The media organisations excluded from the briefing on 24 February included the Guardian, the New York Times, Politico, CNN, BuzzFeed, and the BBC. Both the New York Times and CNN had been referred to by President Trump as “enem[ies] of the American People” on 17 February.
“The exclusion of critical media organisations from the press “gaggle” undermines the media’s essential role in questioning and reporting on the actions of authorities. The US has a long standing tradition of a free and open press, and President Trump’s efforts to undermine media organisations which are critical of his actions in office must end if he is to uphold the guarantees for a free press set out in the 1st Amendment of the US Constitution,” said Thomas Hughes, Executive Director of ARTICLE 19.
“The media has an essential role in any democratic society based on the rule of law, and to suggest that media organisations working to expose information in the public interest are the enemy is not only dangerous rhetoric from the President, but patently inaccurate,” said Hughes.

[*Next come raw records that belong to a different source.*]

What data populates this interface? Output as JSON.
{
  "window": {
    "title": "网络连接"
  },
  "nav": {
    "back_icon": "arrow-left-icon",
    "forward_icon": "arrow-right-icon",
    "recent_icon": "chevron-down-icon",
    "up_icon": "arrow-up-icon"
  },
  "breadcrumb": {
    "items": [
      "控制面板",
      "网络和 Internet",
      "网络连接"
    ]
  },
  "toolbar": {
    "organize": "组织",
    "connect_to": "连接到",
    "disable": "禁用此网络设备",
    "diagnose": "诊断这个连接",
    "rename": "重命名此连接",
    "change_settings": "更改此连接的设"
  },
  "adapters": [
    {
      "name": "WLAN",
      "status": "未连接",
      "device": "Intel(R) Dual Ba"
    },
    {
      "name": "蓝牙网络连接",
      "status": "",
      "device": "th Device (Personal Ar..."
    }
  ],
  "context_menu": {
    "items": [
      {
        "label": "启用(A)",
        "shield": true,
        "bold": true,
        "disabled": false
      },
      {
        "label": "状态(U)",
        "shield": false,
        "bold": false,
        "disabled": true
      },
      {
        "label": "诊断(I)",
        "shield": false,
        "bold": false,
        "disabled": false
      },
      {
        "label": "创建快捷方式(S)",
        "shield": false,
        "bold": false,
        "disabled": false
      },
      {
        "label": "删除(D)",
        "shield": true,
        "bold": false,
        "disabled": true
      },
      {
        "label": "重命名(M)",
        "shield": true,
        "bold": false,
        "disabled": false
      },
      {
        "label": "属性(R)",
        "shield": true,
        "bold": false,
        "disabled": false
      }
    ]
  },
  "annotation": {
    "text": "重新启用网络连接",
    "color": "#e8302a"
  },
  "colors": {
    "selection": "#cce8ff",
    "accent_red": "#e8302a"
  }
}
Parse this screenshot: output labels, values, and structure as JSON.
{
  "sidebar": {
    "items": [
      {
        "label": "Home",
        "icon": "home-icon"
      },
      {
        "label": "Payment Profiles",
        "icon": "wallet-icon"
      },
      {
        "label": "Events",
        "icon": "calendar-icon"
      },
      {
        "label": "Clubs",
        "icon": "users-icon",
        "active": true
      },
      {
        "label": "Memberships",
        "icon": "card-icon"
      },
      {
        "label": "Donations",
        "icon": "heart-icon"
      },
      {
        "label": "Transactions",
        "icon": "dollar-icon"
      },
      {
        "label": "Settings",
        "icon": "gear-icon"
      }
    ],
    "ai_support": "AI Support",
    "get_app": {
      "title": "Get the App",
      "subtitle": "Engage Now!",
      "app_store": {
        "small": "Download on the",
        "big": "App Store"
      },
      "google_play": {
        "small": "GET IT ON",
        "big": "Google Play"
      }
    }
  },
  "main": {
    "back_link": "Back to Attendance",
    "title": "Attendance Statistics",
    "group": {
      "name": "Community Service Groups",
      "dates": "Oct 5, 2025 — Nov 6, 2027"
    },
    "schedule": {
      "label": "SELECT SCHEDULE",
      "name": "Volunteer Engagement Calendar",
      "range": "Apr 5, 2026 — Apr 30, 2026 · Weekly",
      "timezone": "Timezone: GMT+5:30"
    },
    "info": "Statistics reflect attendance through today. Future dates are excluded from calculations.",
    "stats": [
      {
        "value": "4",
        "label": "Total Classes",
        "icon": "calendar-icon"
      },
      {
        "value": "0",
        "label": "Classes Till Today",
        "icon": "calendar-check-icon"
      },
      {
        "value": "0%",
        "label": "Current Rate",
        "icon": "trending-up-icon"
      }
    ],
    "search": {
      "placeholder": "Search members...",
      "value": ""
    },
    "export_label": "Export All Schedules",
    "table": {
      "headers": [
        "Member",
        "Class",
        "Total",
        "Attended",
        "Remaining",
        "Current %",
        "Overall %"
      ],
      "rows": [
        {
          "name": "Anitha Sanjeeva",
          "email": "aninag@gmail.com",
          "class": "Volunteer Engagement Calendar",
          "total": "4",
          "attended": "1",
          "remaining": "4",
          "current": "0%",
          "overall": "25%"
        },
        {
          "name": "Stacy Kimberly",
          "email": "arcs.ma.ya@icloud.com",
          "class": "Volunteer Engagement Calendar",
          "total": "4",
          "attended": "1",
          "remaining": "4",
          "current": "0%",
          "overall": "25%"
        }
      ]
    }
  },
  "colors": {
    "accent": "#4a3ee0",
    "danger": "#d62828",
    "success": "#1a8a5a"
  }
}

President Trump has been critical of journalists and news organisation since his campaign for office, but in recent weeks these attacks have intensified, with the President repeatedly referring to reporting he disagrees with or which criticises his actions as “fake news”.
Fake or false news provisions are used in a number of authoritarian states to stifle dissent and imprison critical journalists, and create a chilling effect on the media environment. This is by no means an example the US should seek to follow, and the use of such tactics by the Trump administration is likely to embolden authoritarian leaders around the world seeking to suppress media freedom.
President Trump’s has also made remarks suggesting the use of anonymous sources by the press should be prohibited. Whistleblowers and anonymous sources who reveal information in the public interest are critical to holding governments to account, and have been central in exposing some of the greatest US political scandals of the 20th century, including Watergate and the Pentagon Papers. The protection of sources is vital to journalistic freedom and the right to information, and is a well-established principle in international law relating to free expression.
The US has an obligation under Article 19 of the ICCPR to protect freedom of expression and information, and has committed under UN Human Rights Council Resolution 33/2 to creating a “safe and enabling” environment for journalists to carry out their work.
In order to respect its obligations under international law and the US Constitution, ARTICLE 19 calls on the Trump administration to immediately end attempts to restrict media freedom and undermine journalists reporting on government activities. President Trump must put an end to damaging political rhetoric which portrays a free press as the enemy, rather than as a vital element of a mature and healthy democracy.